Не рассказывать же им, что я хочу отыскать тот кустарник, который каждое лето цветет две-три недели, лишая меня душевного покоя.

И уж, само собой, не сообщаю им названия этого кустарника. Мне и про себя-то не хочется его повторять. Слишком уж оно нелепое.

2

Добравшись до места, я убеждаюсь: там все как прежде и все переменилось.

Прошло чуть не полвека с того дня, когда я в последний раз сошел с поезда на этой маленькой деревянной платформе, однако ноги сами собой, как во сне, уверенно несут меня от станции вниз по склону, к главной улице, в разгар дня умеренно оживленной, затем налево к веренице разнокалиберных магазинчиков, а потом от большого уличного почтового ящика опять налево, на знакомый длинный проспект. Главная улица полна аляповатых примет современных транспортных новшеств, у магазинов безликие шаблонные названия и фасады; а походившие на прутики сливовые саженцы, которые, помнится, тогда натыкали вдоль тротуаров, превратились в осанистые, умудренные жизнью деревья. С проспекта я опять сворачиваю за угол, в Тупик…

Тут все как всегда. Та же спокойная, скучная, милая сердцу обыденная жизнь.

Я стою на углу, присматриваясь, прислушиваясь, принюхиваясь, и не пойму: возвращение сюда после стольких лет меня растревожило или оставило совершенно равнодушным?

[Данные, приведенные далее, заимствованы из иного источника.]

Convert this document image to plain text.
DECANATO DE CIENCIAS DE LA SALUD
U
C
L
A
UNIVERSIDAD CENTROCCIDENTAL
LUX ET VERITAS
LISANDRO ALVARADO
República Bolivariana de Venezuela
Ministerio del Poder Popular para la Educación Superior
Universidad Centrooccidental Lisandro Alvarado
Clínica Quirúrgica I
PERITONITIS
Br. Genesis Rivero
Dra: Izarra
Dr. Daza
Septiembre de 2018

Я медленно бреду к круговому развороту в конце Тупика. Те же четырнадцать домиков, как и раньше, с невозмутимым самодовольством нежатся под дремотным полуденным солнцем. Я медленно бреду назад к углу. Все в точности как прежде. Не понятно, почему это меня удивляет. Я ведь и не ждал особых перемен. И всё же, за пятьдесят-то лет…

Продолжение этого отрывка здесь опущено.